TitleHydria: An Online Data Lake for Multi-Faceted Analytics in the Cultural Heritage Domain
Publication TypeJournal Article
Year of Publication2020
AuthorsDeligiannis K, Raftopoulou P, Tryfonopoulos C, Platis N, Vassilakis C
JournalBig Data and Cognitive Computing
Keywordsanalytics and visualization, big data management, Cultural heritage, data lake, data store, open source
AbstractAdvancements in cultural informatics have significantly influenced the way we perceive, analyze, communicate and understand culture. New data sources, such as social media, digitized cultural content, and Internet of Things (IoT) devices, have allowed us to enrich and customize the cultural experience, but at the same time have created an avalanche of new data that needs to be stored and appropriately managed in order to be of value. Although data management plays a central role in driving forward the cultural heritage domain, the solutions applied so far are fragmented, physically distributed, require specialized IT knowledge to deploy, and entail significant IT experience to operate even for trivial tasks.
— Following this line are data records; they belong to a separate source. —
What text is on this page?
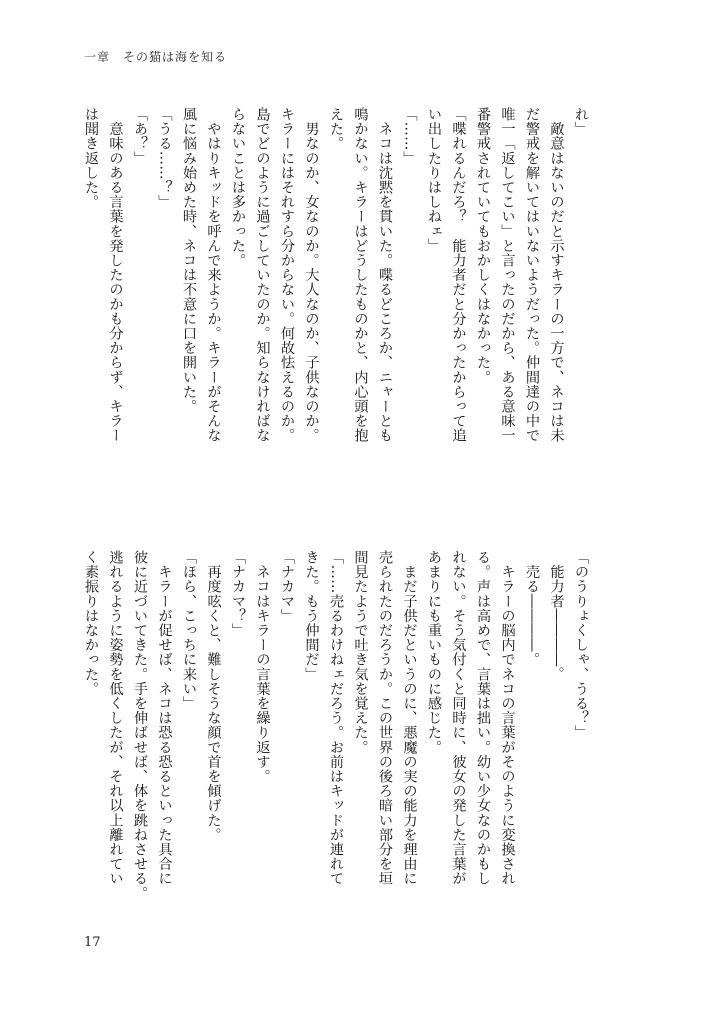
一章　その猫は海を知る
れ」
　敵意はないのだと示すキラーの一方で、ネコは未
だ警戒を解いてはいないようだった。仲間達の中で
唯一「返してこい」と言ったのだから、ある意味一
番警戒されていてもおかしくはなかった。
「喋れるんだろ？　能力者だと分かったからって追
い出したりはしねェ」
「……」
　ネコは沈黙を貫いた。喋るどころか、ニャーとも
鳴かない。キラーはどうしたものかと、内心頭を抱
えた。
　男なのか、女なのか。大人なのか、子供なのか。
キラーにはそれすら分からない。何故怯えるのか。
島でどのように過ごしていたのか。知らなければな
らないことは多かった。
　やはりキッドを呼んで来ようか。キラーがそんな
風に悩み始めた時、ネコは不意に口を開いた。
「うる……？」
「あ？」
　意味のある言葉を発したのかも分からず、キラー
は聞き返した。
「のうりょくしゃ、うる？」
　能力者――――。
　売る――――。
　キラーの脳内でネコの言葉がそのように変換され
る。声は高めで、言葉は拙い。幼い少女なのかもし
れない。そう気付くと同時に、彼女の発した言葉が
あまりにも重いものに感じた。
　まだ子供だというのに、悪魔の実の能力を理由に
売られたのだろうか。この世界の後ろ暗い部分を垣
間見たようで吐き気を覚えた。
「……売るわけねェだろう。お前はキッドが連れて
きた。もう仲間だ」
「ナカマ」
　ネコはキラーの言葉を繰り返す。
「ナカマ？」
　再度呟くと、難しそうな顔で首を傾げた。
「ほら、こっちに来い」
　キラーが促せば、ネコは恐る恐るといった具合に
彼に近づいてきた。手を伸ばせば、体を跳ねさせる。
逃れるように姿勢を低くしたが、それ以上離れてい
く素振りはなかった。
17
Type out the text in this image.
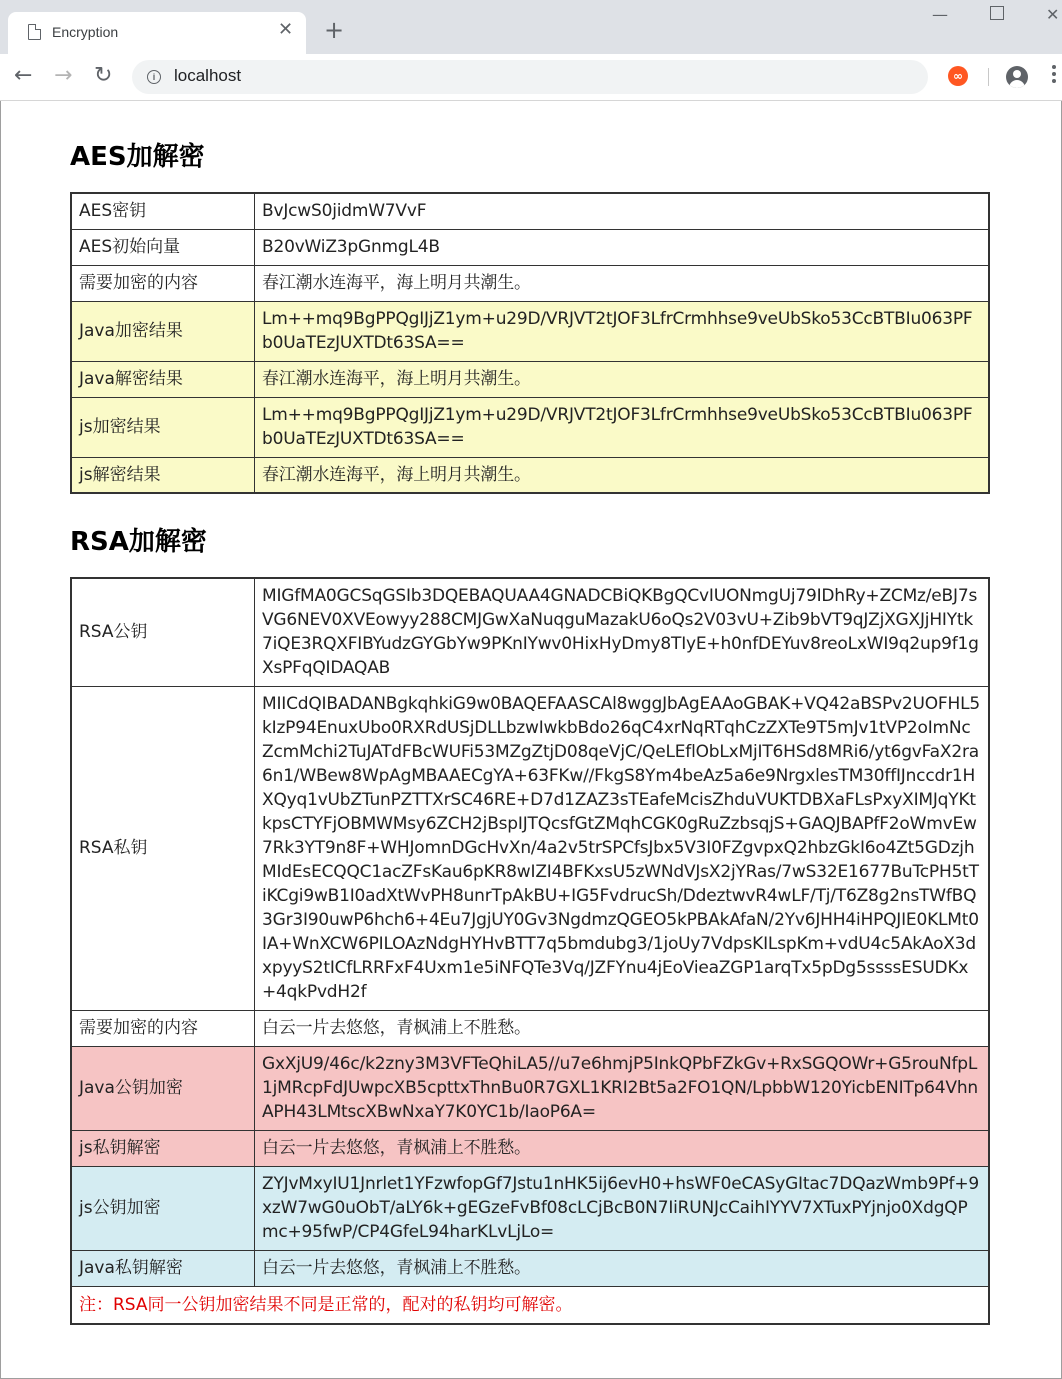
Encryption	✕ +
—	✕
← → ↻	i	localhost	∞
AES加解密
AES密钥	BvJcwS0jidmW7VvF
AES初始向量	B20vWiZ3pGnmgL4B
需要加密的内容	春江潮水连海平，海上明月共潮生。
Java加密结果	Lm++mq9BgPPQgIJjZ1ym+u29D/VRJVT2tJOF3LfrCrmhhse9veUbSko53CcBTBIu063PFb0UaTEzJUXTDt63SA==
Java解密结果	春江潮水连海平，海上明月共潮生。
js加密结果	Lm++mq9BgPPQgIJjZ1ym+u29D/VRJVT2tJOF3LfrCrmhhse9veUbSko53CcBTBIu063PFb0UaTEzJUXTDt63SA==
js解密结果	春江潮水连海平，海上明月共潮生。
RSA加解密
RSA公钥	MIGfMA0GCSqGSIb3DQEBAQUAA4GNADCBiQKBgQCvIUONmgUj79IDhRy+ZCMz/eBJ7sVG6NEV0XVEowyy288CMJGwXaNuqguMazakU6oQs2V03vU+Zib9bVT9qJZjXGXJjHIYtk7iQE3RQXFIBYudzGYGbYw9PKnIYwv0HixHyDmy8TIyE+h0nfDEYuv8reoLxWI9q2up9f1gXsPFqQIDAQAB
RSA私钥	MIICdQIBADANBgkqhkiG9w0BAQEFAASCAl8wggJbAgEAAoGBAK+VQ42aBSPv2UOFHL5kIzP94EnuxUbo0RXRdUSjDLLbzwIwkbBdo26qC4xrNqRTqhCzZXTe9T5mJv1tVP2oImNcZcmMchi2TuJATdFBcWUFi53MZgZtjD08qeVjC/QeLEflObLxMjIT6HSd8MRi6/yt6gvFaX2ra6n1/WBew8WpAgMBAAECgYA+63FKw//FkgS8Ym4beAz5a6e9NrgxlesTM30ffIJnccdr1HXQyq1vUbZTunPZTTXrSC46RE+D7d1ZAZ3sTEafeMcisZhduVUKTDBXaFLsPxyXIMJqYKtkpsCTYFjOBMWMsy6ZCH2jBspIJTQcsfGtZMqhCGK0gRuZzbsqjS+GAQJBAPfF2oWmvEw7Rk3YT9n8F+WHJomnDGcHvXn/4a2v5trSPCfsJbx5V3I0FZgvpxQ2hbzGkI6o4Zt5GDzjhMIdEsECQQC1acZFsKau6pKR8wIZI4BFKxsU5zWNdVJsX2jYRas/7wS32E1677BuTcPH5tTiKCgi9wB1I0adXtWvPH8unrTpAkBU+IG5FvdrucSh/DdeztwvR4wLF/Tj/T6Z8g2nsTWfBQ3Gr3I90uwP6hch6+4Eu7JgjUY0Gv3NgdmzQGEO5kPBAkAfaN/2Yv6JHH4iHPQJIE0KLMt0IA+WnXCW6PILOAzNdgHYHvBTT7q5bmdubg3/1joUy7VdpsKILspKm+vdU4c5AkAoX3dxpyyS2tICfLRRFxF4Uxm1e5iNFQTe3Vq/JZFYnu4jEoVieaZGP1arqTx5pDg5ssssESUDKx+4qkPvdH2f
需要加密的内容	白云一片去悠悠，青枫浦上不胜愁。
Java公钥加密	GxXjU9/46c/k2zny3M3VFTeQhiLA5//u7e6hmjP5InkQPbFZkGv+RxSGQOWr+G5rouNfpL1jMRcpFdJUwpcXB5cpttxThnBu0R7GXL1KRI2Bt5a2FO1QN/LpbbW120YicbENITp64VhnAPH43LMtscXBwNxaY7K0YC1b/IaoP6A=
js私钥解密	白云一片去悠悠，青枫浦上不胜愁。
js公钥加密	ZYJvMxyIU1Jnrlet1YFzwfopGf7Jstu1nHK5ij6evH0+hsWF0eCASyGItac7DQazWmb9Pf+9xzW7wG0uObT/aLY6k+gEGzeFvBf08cLCjBcB0N7IiRUNJcCaihIYYV7XTuxPYjnjo0XdgQPmc+95fwP/CP4GfeL94harKLvLjLo=
Java私钥解密	白云一片去悠悠，青枫浦上不胜愁。
注：RSA同一公钥加密结果不同是正常的，配对的私钥均可解密。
In this work, we present Hydria, an online data lake that allows users without any IT background to harvest, store, organize, analyze and share heterogeneous, multi-faceted cultural heritage data. Hydria provides a zero-administration, zero-cost, integrated framework that enables researchers, museum curators and other stakeholders within the cultural heritage domain to easily (i) deploy data acquisition services (like social media scrapers, focused web crawlers, dataset imports, questionnaire forms), (ii) design and manage versatile customizable data stores, (iii) share whole datasets or horizontal/vertical data shards with other stakeholders, (iv) search, filter and analyze data via an expressive yet simple-to-use graphical query engine and visualization tools, and (v) perform user management and access control operations on the stored data. To the best of our knowledge, this is the first solution in the literature that focuses on collecting, managing, analyzing, and sharing diverse, multi-faceted data in the cultural heritage domain and targets users without an IT background.